With regard to the I&D split, that's varied over time. If you go back a number of years, we probably had a majority of revenue coming through the industrial side. That's changed as the defense piece has picked up through acquisitions. We're now closer to a 65-35 split. We don't generally break those pieces out as part of our public discussions.

Speaker 13

Okay, fair enough. I thought I'd try that. My follow-on question is, as people are trying to model for 2026, I'd love to get a sense of relative growth by your segments here. You're seeing some tough compares in the Telecom business. In Data Center, it sounds like you're adding new products, which could continue growth there. The Defense is doing well. I know you're not going to give us much quantification, but anything on relative growth by segments for next year would be a great outlook.

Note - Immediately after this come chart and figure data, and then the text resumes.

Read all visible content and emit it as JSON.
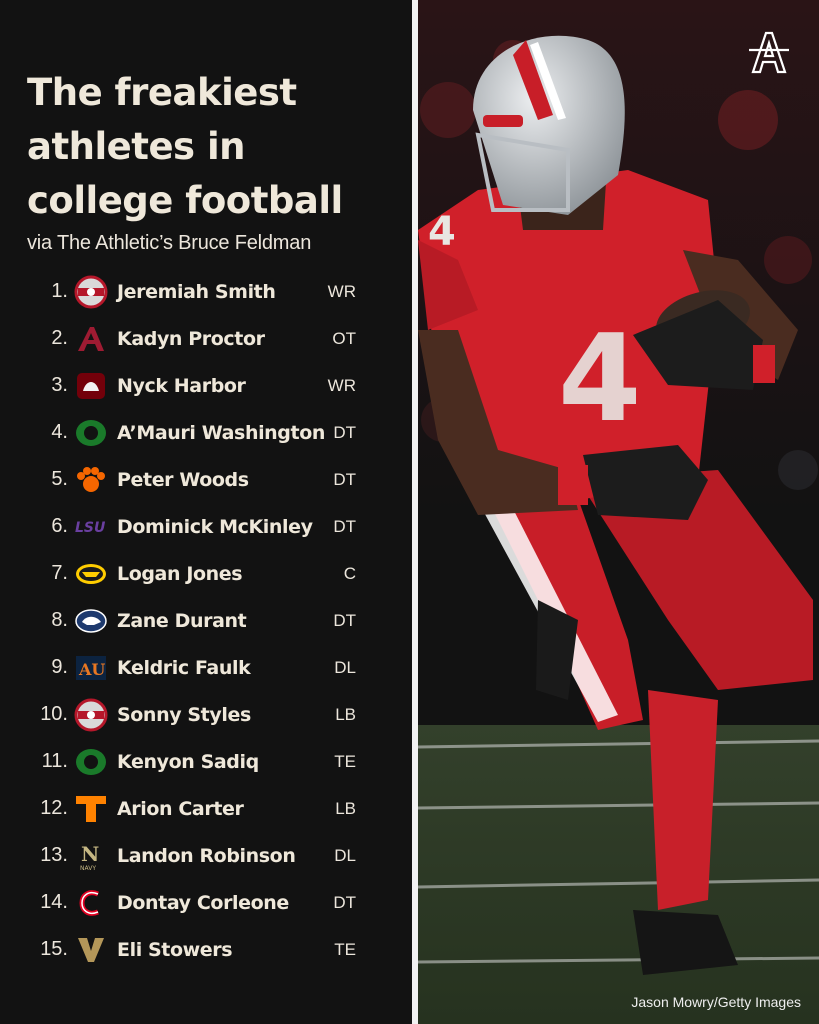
{
  "headline": "The freakiest athletes in college football",
  "subtitle": "via The Athletic’s Bruce Feldman",
  "photo_credit": "Jason Mowry/Getty Images",
  "photo_jersey_number": "4",
  "brand_logo_letter": "A",
  "players": [
    {
      "rank": "1.",
      "name": "Jeremiah Smith",
      "position": "WR",
      "logo_icon": "ohio-state-logo"
    },
    {
      "rank": "2.",
      "name": "Kadyn Proctor",
      "position": "OT",
      "logo_icon": "alabama-logo"
    },
    {
      "rank": "3.",
      "name": "Nyck Harbor",
      "position": "WR",
      "logo_icon": "south-carolina-logo"
    },
    {
      "rank": "4.",
      "name": "A’Mauri Washington",
      "position": "DT",
      "logo_icon": "oregon-logo"
    },
    {
      "rank": "5.",
      "name": "Peter Woods",
      "position": "DT",
      "logo_icon": "clemson-logo"
    },
    {
      "rank": "6.",
      "name": "Dominick McKinley",
      "position": "DT",
      "logo_icon": "lsu-logo"
    },
    {
      "rank": "7.",
      "name": "Logan Jones",
      "position": "C",
      "logo_icon": "iowa-logo"
    },
    {
      "rank": "8.",
      "name": "Zane Durant",
      "position": "DT",
      "logo_icon": "penn-state-logo"
    },
    {
      "rank": "9.",
      "name": "Keldric Faulk",
      "position": "DL",
      "logo_icon": "auburn-logo"
    },
    {
      "rank": "10.",
      "name": "Sonny Styles",
      "position": "LB",
      "logo_icon": "ohio-state-logo"
    },
    {
      "rank": "11.",
      "name": "Kenyon Sadiq",
      "position": "TE",
      "logo_icon": "oregon-logo"
    },
    {
      "rank": "12.",
      "name": "Arion Carter",
      "position": "LB",
      "logo_icon": "tennessee-logo"
    },
    {
      "rank": "13.",
      "name": "Landon Robinson",
      "position": "DL",
      "logo_icon": "navy-logo"
    },
    {
      "rank": "14.",
      "name": "Dontay Corleone",
      "position": "DT",
      "logo_icon": "cincinnati-logo"
    },
    {
      "rank": "15.",
      "name": "Eli Stowers",
      "position": "TE",
      "logo_icon": "vanderbilt-logo"
    }
  ],
  "colors": {
    "background": "#121212",
    "headline": "#efe8da",
    "jersey_red": "#d0202a",
    "field_green": "#2f3d27"
  }
}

It's difficult to discuss 2026 at this stage. I'll just highlight that 2025 should see over 30% growth, maybe closer to 32% or 33%. All of our secular growth trends are intact across our core markets. Our portfolio has room to grow. We are seeing revenues slightly ahead of what we talked about previously regarding achieving the $1 billion. We're seeing gross margins slightly behind, but our earnings are on track. We expect MACOM should be growing double digits on the top line. You've seen performance over the past four to five years, and we expect that to continue. The mix will change every quarter and every year. We think we have a strong strategy and a strong team that can execute it.

Operator

Our next question is coming from the line of William Stein with Truist Securities.

Speaker 14

I fear I might have misheard the last one, and I hope I'm not asking the same question, but there's been a lot of attention paid today on this call to the gross margin effect of the RTP fab conveyance. We understand there's one other aspect of the business that's preventing gross margins from achieving the targets that you established were 60% plus at a $1 billion run rate. While I get that the RTP fab conveyance is one of them, I think the other piece is the Lowell utilization. Can you talk about your ability to track toward that 60% level? Is there an expectation that we could hit that level maybe in the middle of next year?

Yes, thank you for the question. As we look out into '26, I realize it's early, but as we look at the programs and moving parts we've discussed, we think we are more likely to exit 2026 closer to 59% gross margins in that sort of a year from now. The 60% gross margin goal seems more like a fiscal '27 event than '26.

Speaker 14

Okay, a follow-up if I can. You've talked about a lot of moving parts within your data center business; there are a lot of products there. For some of us, the detail is a little overwhelming. CapEx is still strong in that end market. You're guiding to a level where we should expect around 48% sales growth this fiscal year. If there were no great movements in products, should we expect something close to that growth level next year? I wouldn't imagine that you want us modeling a similar 48% growth in the coming year, as well. Could you talk about how you might suggest we think about growth in that market next year?

You're correct that we wouldn't recommend putting 48% growth into our year-over-year growth for fiscal '26 related to Data Center. When we look at our business, we want to sustain profitability and improve operating margins, continuously diversifying the portfolio and getting a stronger position in the market; Data Center is a part of that strategy. We expect MACOM to grow double digits on the top line, and you've seen that performance over the past four to five years; we expect that to continue. The mix will change every quarter and every year, but we have a solid strategy in place.

Operator

And I'm showing no further questions at this time. I will now turn the call back over to Mr. Daly for any closing remarks.

Thank you. In closing, I'd like to thank all of our employees for making these results possible. Have a nice day.

Operator

This concludes today's conference call. Thank you for your participation. You may now disconnect.